On geometric representations of modular ortholattices (Q2450845)

The authors study special symmetric binary relations \(\bot \) on a projective space \(P\). Such a relation is called a \textit{pre-orthogonality} iff \(p^\bot :=\{q\in P : q\bot p\}\) is a subspace of \(P\) for all points \(p\in P\). It is called \textit{orthogonality} iff \(p^\bot\) is a hyperplane for all \(p\in P\). A pre-orthogonality is called \textit{anisotropic} iff \(p\bot p\) never holds. The subgeometries of any projective geometry \(P\) give rise to an algebraic complemented modular lattice \(L(P)\).
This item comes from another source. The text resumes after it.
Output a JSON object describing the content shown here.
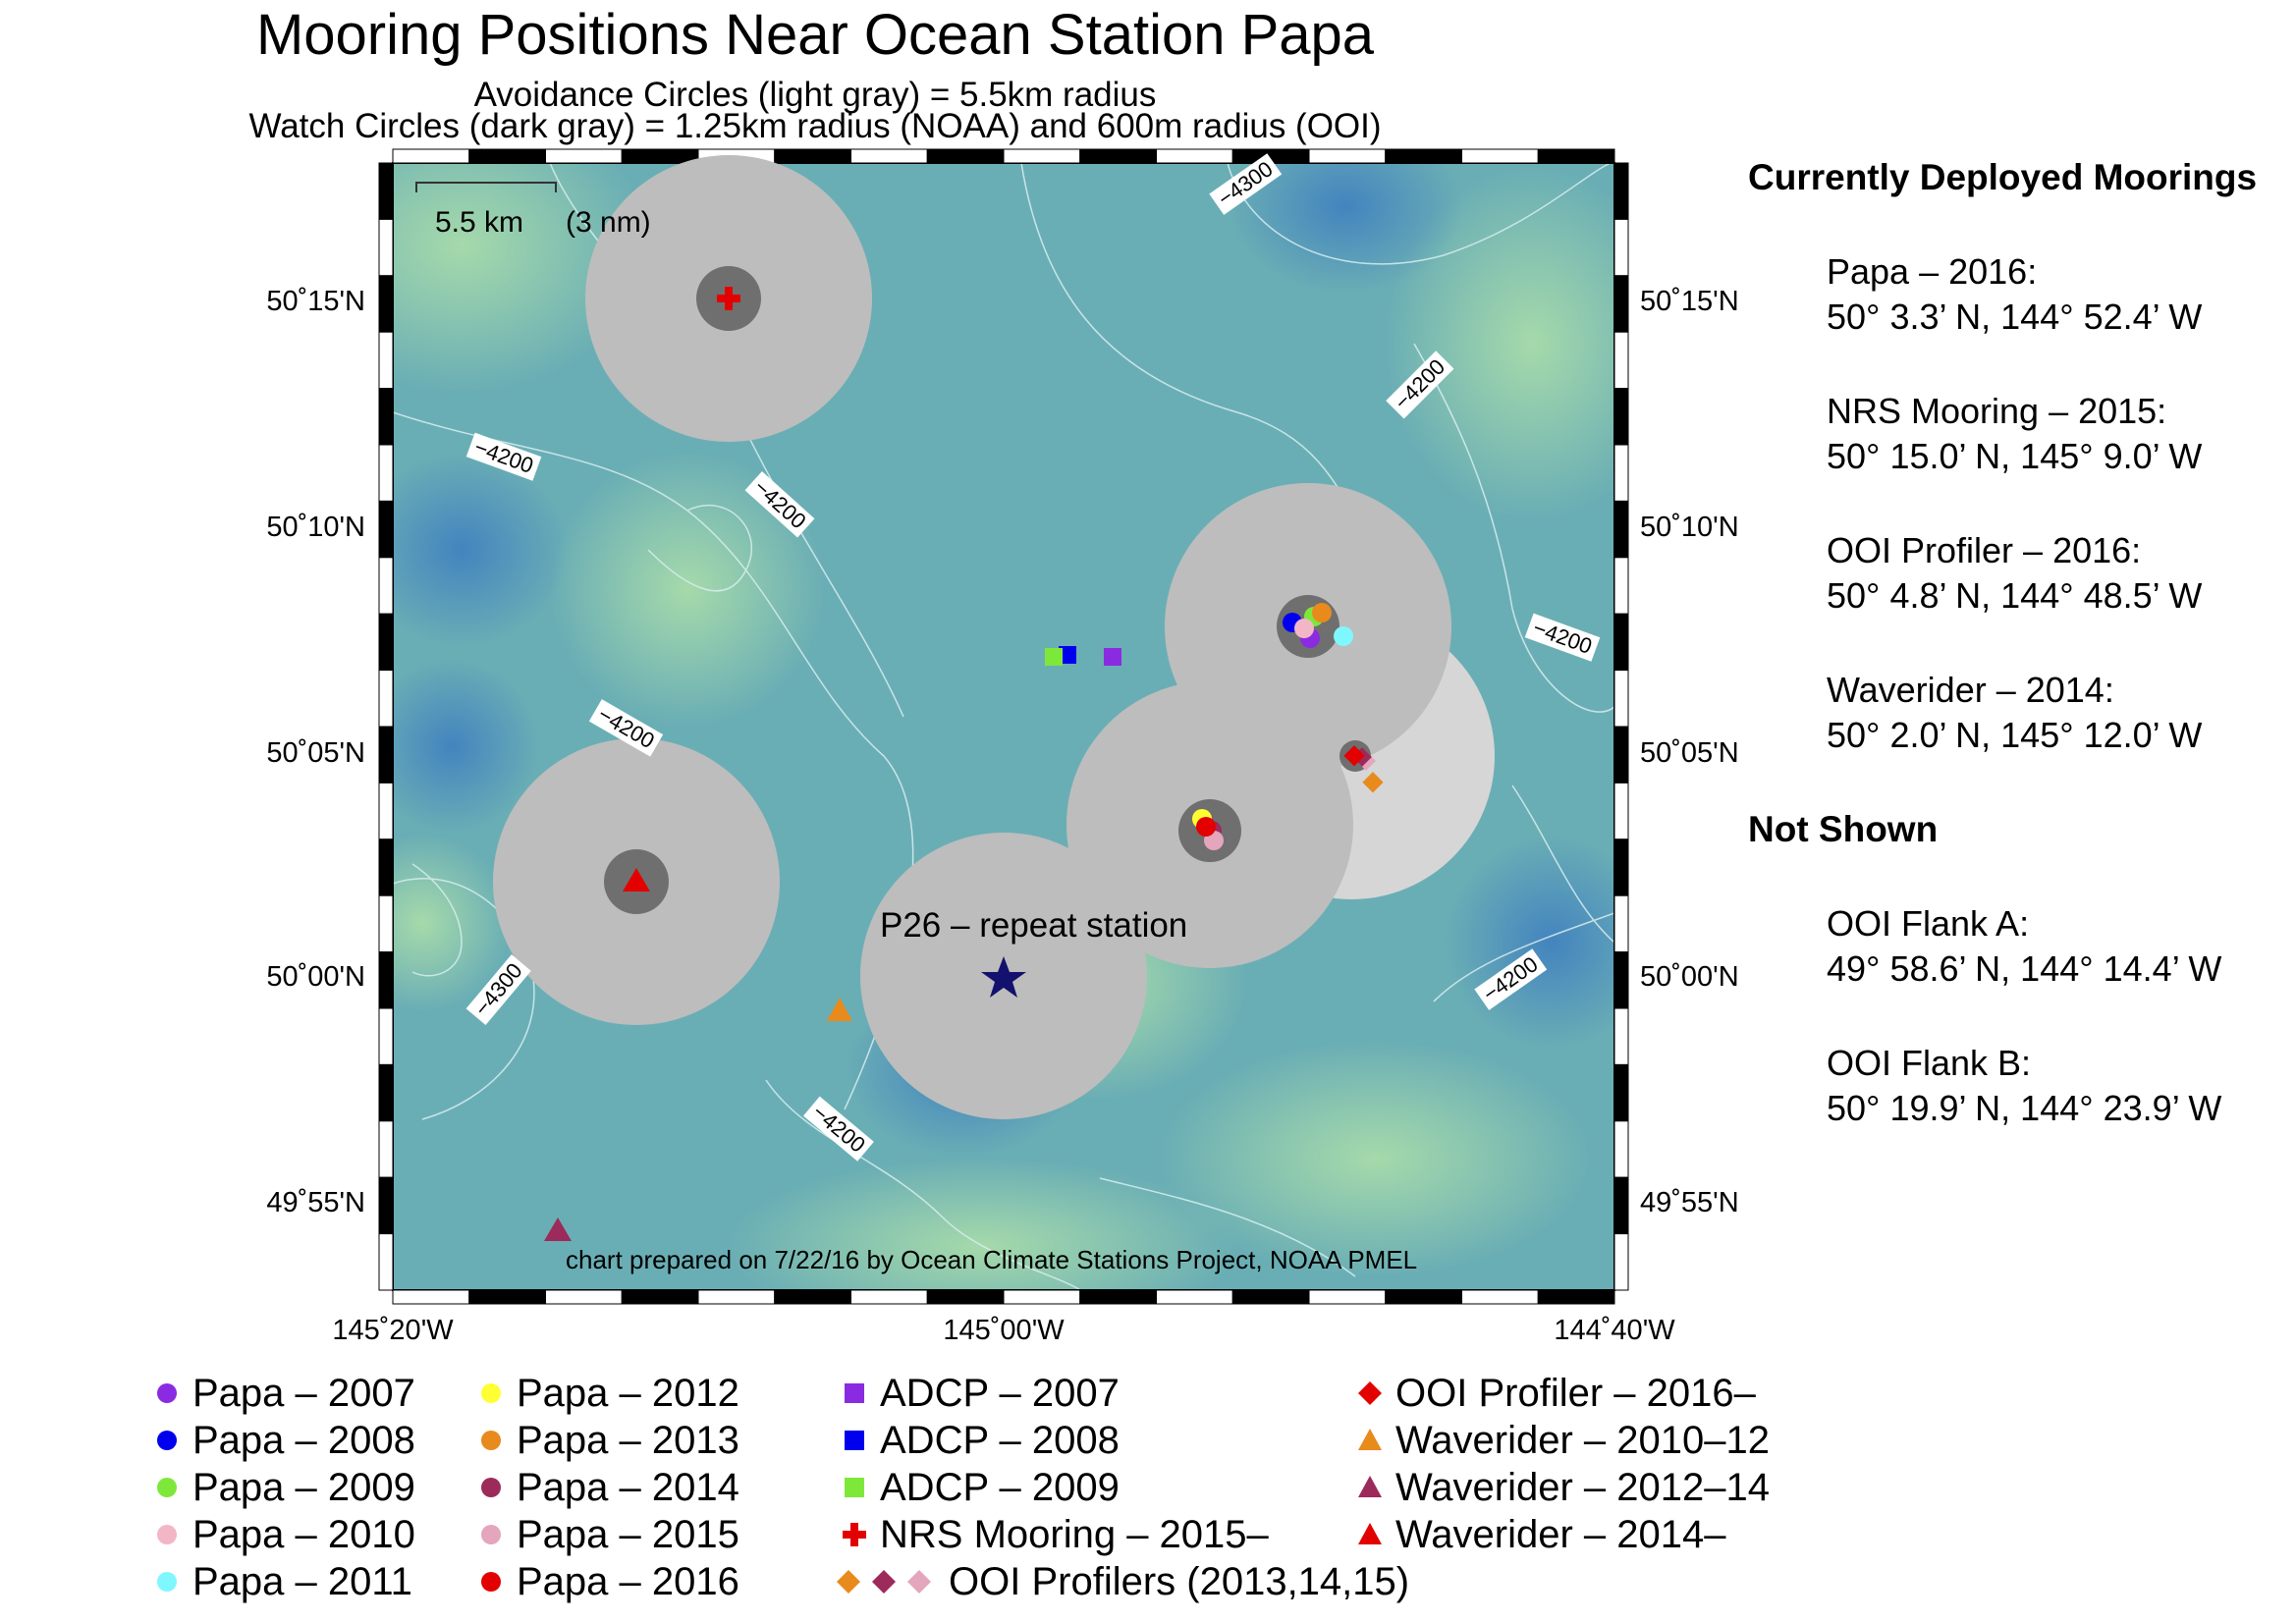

For a subgeometry \(Q\) of \(P\) there is an evident join semilattice embedding \(\varphi : L(Q) \rightarrow L(P)\). \(Q\) is called a \textit{Baer subgeometry} iff \(\varphi\) is even a lattice embedding. The main results comprise the following: If \(\bot\) is an anisotropic pre-orthogonality on \(P\), then \(Q:= \{p\in P : p + p^\bot = P \}\) is a Baer subgeometry of \(P\) and the induced pre-orthogonality on \(Q\) is an anisotropic orthogonality (\(+\) denotes the join of subspaces) (Theorem 5.1). Let \(L\) be a modular lattice equipped with an orthocomplementation \(^\prime\), which is 0-1-embedded by \(\varphi\) into a modular 0-1-lattice \(M\), and let \(M\) carry an anisotropic pre-orthogonality \(\bot\), such that \(\varphi(a)\bot\varphi(a^\prime)\) for all \(a\in L\). If there is a non-void ``Baer subgeometry'' \(Q\) (defined as in Theorem 5.1) of \(M\), then \(\eta(a):=\{ p\in Q : p\leq \varphi(a)\}\) defines a representation \(\eta : L \rightarrow L(Q) \) of \((L,^\prime)\) in the anisotropic orthogeometry \((Q,\bot)\) (Theorem 6.6).